First, I want to say that I found the Vintage 30's to be very ineffective for my style of music. I need speakers that are very 3-dimensional, complex and able to handle the full tonal spectrum with just the right amount of breakup at higher volumes--I need a very musical, alive warm tone that can go from soft, breathy jazz to crotch-rocking gutsy punch and wail, and exceptional lead finesse at high volume and intensity, with all the overdrive I can find.
The V30's could get a good amount of that sound, but specific frequency/volume zones just broke up too easily, especially with Barden pickups, which are 'hotter', and a staple of my sound. I found the V30's more 2-dimensional, held back, and overall quite frustrating until pushed hard, and then half my guitars didn't really work. I was spending way too much time adjusting the EQ.
I have a 65 Deluxe Reverb RI with a Weber C12N in it right next to the Quiana at home, and I finally admitted to myself that I have always preferred the tone of that amp/speaker over the stock Quiana. At $1795, I wanted the Quiana to be the Holy Grail out the door. But it just wasn't; there are happy endings though, and the new Weber C12CH, 80-watt Weber-design speakers (based on the C12N), are EXACTLY what I was wanting.
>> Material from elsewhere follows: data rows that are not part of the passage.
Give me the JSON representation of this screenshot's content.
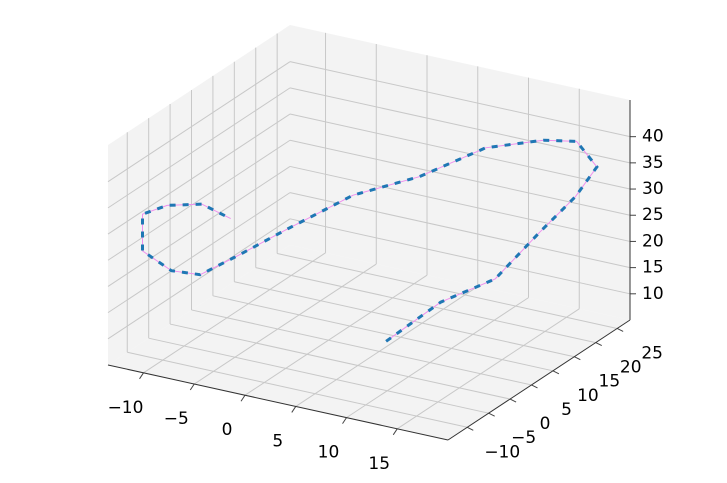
{
  "chart_data": {
    "type": "line3d",
    "x": [
      12,
      14,
      16,
      17,
      18,
      18,
      16,
      14,
      10,
      6,
      2,
      -2,
      -5,
      -8,
      -10,
      -12,
      -12,
      -10,
      -7,
      -5
    ],
    "y": [
      -10,
      -2,
      6,
      14,
      20,
      25,
      25,
      22,
      18,
      12,
      6,
      0,
      -4,
      -6,
      -8,
      -10,
      -10,
      -9,
      -8,
      -6
    ],
    "z": [
      18,
      22,
      23,
      28,
      32,
      35,
      39,
      40,
      39,
      35,
      33,
      28,
      24,
      20,
      21,
      25,
      32,
      34,
      35,
      32
    ],
    "line_color": "#ee90ee",
    "arrow_color": "#1f77b4",
    "xlim": [
      -13.5,
      20
    ],
    "ylim": [
      -14.5,
      28
    ],
    "zlim": [
      5,
      47
    ],
    "xticks": [
      {
        "value": -10,
        "label": "−10"
      },
      {
        "value": -5,
        "label": "−5"
      },
      0,
      5,
      10,
      15
    ],
    "yticks": [
      {
        "value": -10,
        "label": "−10"
      },
      {
        "value": -5,
        "label": "−5"
      },
      0,
      5,
      10,
      15,
      20,
      25
    ],
    "zticks": [
      10,
      15,
      20,
      25,
      30,
      35,
      40
    ],
    "grid": true
  }
}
They are designed to create the "Chicago" blues sound--I tipped the tonal scale back to America/Fender and damn, is it good.
Now, this amp is so alive that I can use very guitar I have and dial in all the sounds I have been dreaming of. I want to list what I play, because it demonstrates just how versatile and good this amp is now:
-2 '94 Strats--one with Bardens, the other with Van Zandts
-3 Teles--a '94 with Bardens, a new Deluxe Nashville with Harmonic Designs, and a stock '76 with unforgiving, strident pups
-a '63 ES 330 with Gibson '57 Classics
Every guitar has a very unique EQ identity, and the Quiana can now handle all of them with great character and depth. I am very impressed. I can go from very clean Jerry Donohue/Richard Thompson finesse to full-bore Jimmy Thackery/SRV/Luther Allison very confidently. The string definition is exceptional. The amp is very quiet, very responsive to playing technique. The Quiana really is an instrument now. The gain boost mod also has made the boost a musical choice, rather than the heavy-handed punch it was before, and I use it a lot now with great results.
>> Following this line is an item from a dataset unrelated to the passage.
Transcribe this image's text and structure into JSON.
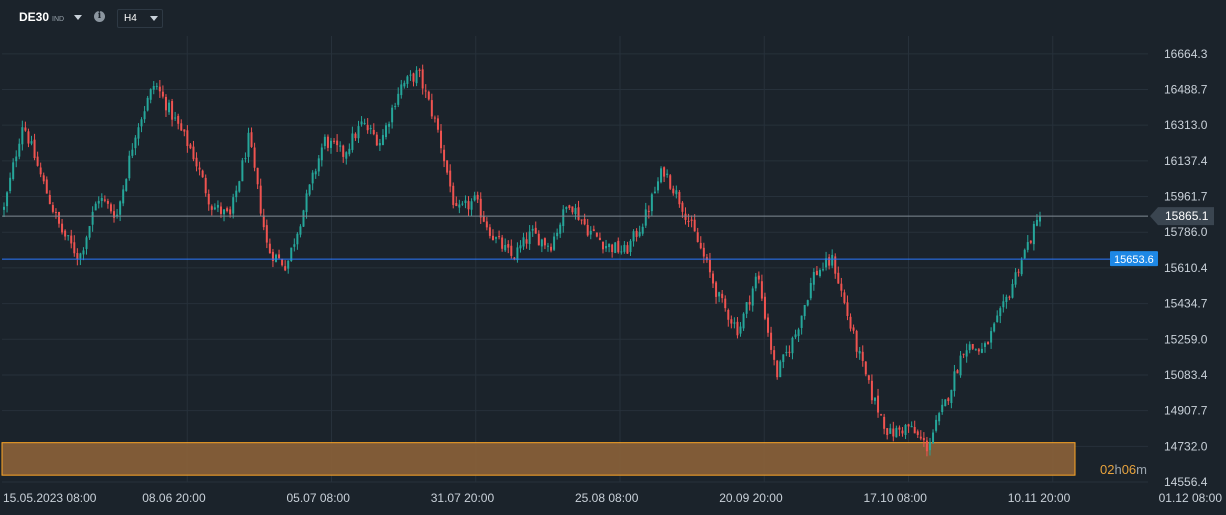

The distortion with the new Webers is that gut twisting, exquisite 'just to the edge' rich tone, with out losing definition. At 80 watts each, and with Ted Weber's genius creating very sensitive, efficient speakers, these beauties and the Quiana just sing, from raunch to angelic.
Finally, I use channel 2 almost exclusively. I'd like to fatten up channel 1 just a tad, though at lead-wail volumes, it is truly gorgeous.
Apart from 4 shop-installed tubes that failed, rock solid.
I have been playing 32 years, having owned or borrowed various Fenders, Boogies, Ampegs, Carvins, Gallien-Kruegers, Marshalls, Crates, Matchless, Pignose, Line 6, Victorias and Vox. I haven't hit the K&M/Top Hat/Dr. Z/Egnator/Budda circuit yet. So far, I'll take the Quiana as modified.
I currently own the Q212, a BF'd 73 Super Reverb with original Jensen AlNiCo's, and a 65 Deluxe Reverb RI. The Q is the most versatile, by far. Great, great depth available to me as a player. I bought it off the Guitar Player review, and just gut instinct, and have had an early phase of speaker discontent. Problem solved now, and I've got one great amp.